Dialogflow is one of the tools you can use to map user input to “intents”. This allows you to submit multiple ways someone may express the same objective. You can provide multiple phrases to train the natural language parsing library. You can also provide vocabularies of entities like color names. In my app, I introduced episode titles as entities so you can say “play episode one” or “play the Friendship episode” (where “Friendship” was the episode title).
In addition to intents, various system events can occur, such as “start the app” and “start a new session carrying over a session from another device”. Moving sessions between devices can be useful if the interaction requires a particular capability not on the current device. For example, a Google Home does not have a screen so cannot play video clips. If the user requests to play a video, an app can request to be moved to another device (such as the user’s phone) where the video can be displayed.
Another aspect is dealing with errors. Rather than responding “I do not understand” every time, try responding in different ways with different suggestions for the user to try, but ultimately exit the app if you cannot recover.

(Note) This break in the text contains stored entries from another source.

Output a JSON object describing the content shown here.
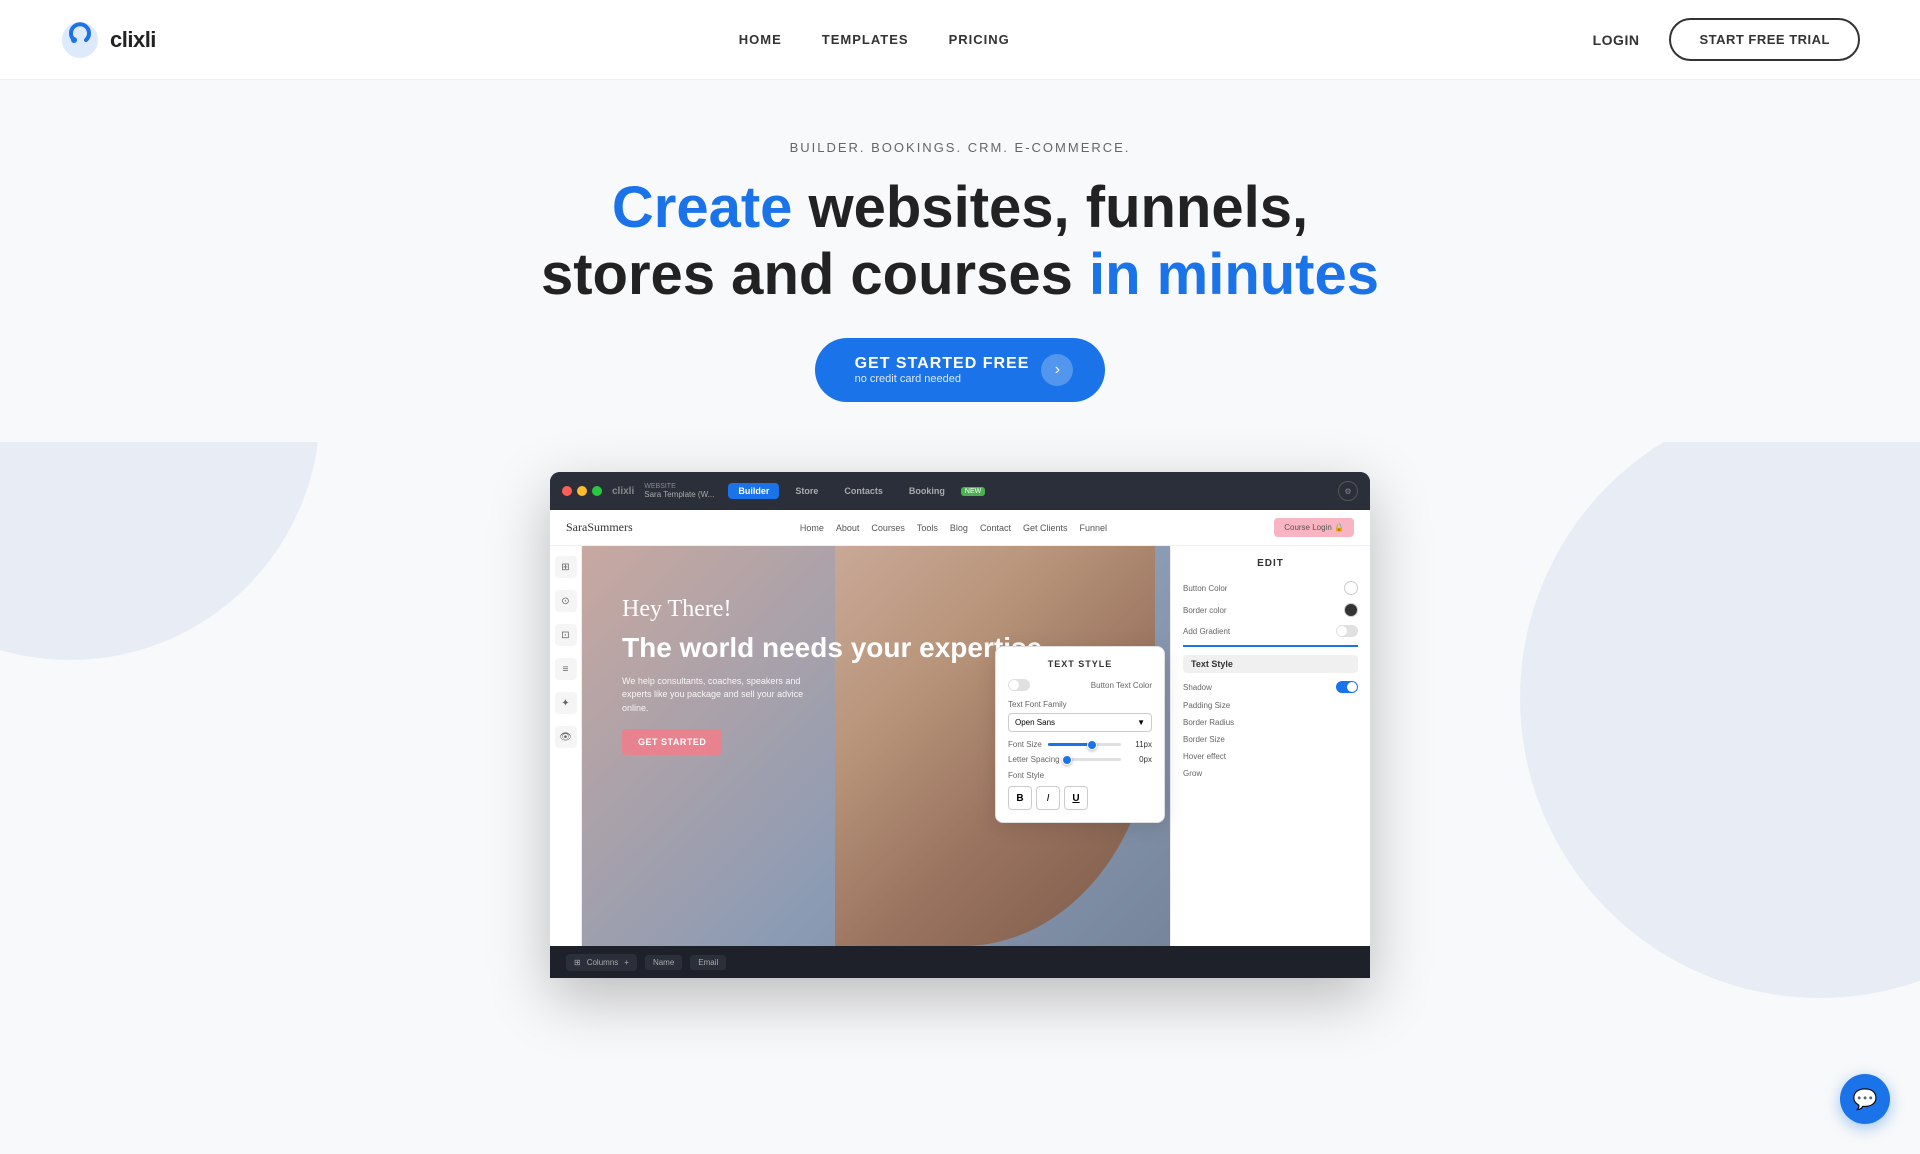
{
  "nav": {
    "logo_text": "clixli",
    "links": [
      "HOME",
      "TEMPLATES",
      "PRICING"
    ],
    "login": "LOGIN",
    "start_trial": "START FREE TRIAL"
  },
  "hero": {
    "sub": "BUILDER. BOOKINGS. CRM. E-COMMERCE.",
    "title_part1": "Create",
    "title_part2": " websites, funnels,",
    "title_part3": "stores and courses ",
    "title_part4": "in minutes",
    "cta_main": "GET STARTED FREE",
    "cta_sub": "no credit card needed",
    "cta_arrow": "›"
  },
  "browser_mockup": {
    "brand": "clixli",
    "site_name": "Sara Template (W...",
    "tabs": [
      "Builder",
      "Store",
      "Contacts",
      "Booking"
    ],
    "new_badge": "NEW"
  },
  "inner_nav": {
    "logo": "SaraSummers",
    "links": [
      "Home",
      "About",
      "Courses",
      "Tools",
      "Blog",
      "Contact",
      "Get Clients",
      "Funnel"
    ],
    "cta": "Course Login 🔒"
  },
  "inner_hero": {
    "hey_there": "Hey There!",
    "title": "The world needs your expertise.",
    "sub": "We help consultants, coaches, speakers and experts like you package and sell your advice online.",
    "cta": "GET STARTED"
  },
  "edit_panel": {
    "title": "EDIT",
    "button_color_label": "Button Color",
    "border_color_label": "Border color",
    "add_gradient_label": "Add Gradient",
    "text_style_label": "Text Style",
    "shadow_label": "Shadow",
    "padding_size_label": "Padding Size",
    "border_radius_label": "Border Radius",
    "border_size_label": "Border Size",
    "hover_effect_label": "Hover effect",
    "grow_label": "Grow"
  },
  "text_style_popup": {
    "title": "TEXT STYLE",
    "btn_text_color_label": "Button Text Color",
    "font_family_label": "Text Font Family",
    "font_family_value": "Open Sans",
    "font_size_label": "Font Size",
    "font_size_value": "11px",
    "font_size_percent": 60,
    "letter_spacing_label": "Letter Spacing",
    "letter_spacing_value": "0px",
    "letter_spacing_percent": 0,
    "font_style_label": "Font Style",
    "bold": "B",
    "italic": "I",
    "underline": "U"
  },
  "sidebar_tools": [
    "⊞",
    "⊙",
    "⊡",
    "≡",
    "✦",
    "👁"
  ],
  "bottom_bar": {
    "columns_label": "Columns",
    "plus": "+",
    "name_label": "Name",
    "email_label": "Email"
  },
  "chat": {
    "icon": "💬"
  }
}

The final concept I wanted to cover in this post was surfaces and their design implications. Google Assistant works on a range of devices with different capabilities. Google Home is voice and audio only. The assistant app on your phone or tablet has audio, screen, and keyboard capabilities (but could be muted). As more devices are released, there will be additional combinations of capabilities. A good application is able to work across a range of such devices by examining the capabilities of the device and adapting appropriately.
For example, when there is no screen available (only voice/audio), then any suggestions to the user must be made audibly. However, if a screen is available, the app can return up to 8 “suggestions” which are displayed at the bottom of the screen in ovals. Users can click on these as short cuts.
One interesting issue was all responses must include at least one simple response of text (which may have text-to-speech synthesis applied). Using special <audio> markup you can tell Assistant to use a supplied MP3 file instead of a synthesized voice. In this case the text may still be displayed (it is an error if there is no text to display). However, a card can also be displayed containing text and an image.
What I found was on my iPhone both the text and the card were displayed, resulting in duplicated visible content. The Smart Screen simulator on the other hand only displayed the card. I could not see how to get the card to play an audio clip. So my final solution when a screen was available was to generate short phrases like “I’m on it!” with an audio clip of the full response text. I put the full response text on the card for viewing. So if only the card was displayed, they saw all the text. If the text and card was displayed, they did not see the text twice. I need to do some more research here, but it seems to work.
In addition, if the device supports a web browser, my app displays buttons with links to YouTube. If the device does not support a web browser (e.g. a Google Home device with no screen), the app requests Assistant to look for a device with a web browser to transfer the session to.
In this blog post I introduced some of the design concepts I went through thinking about the experience I wanted to deliver. In the next part I will dig into the code used to turn these concepts into a working app.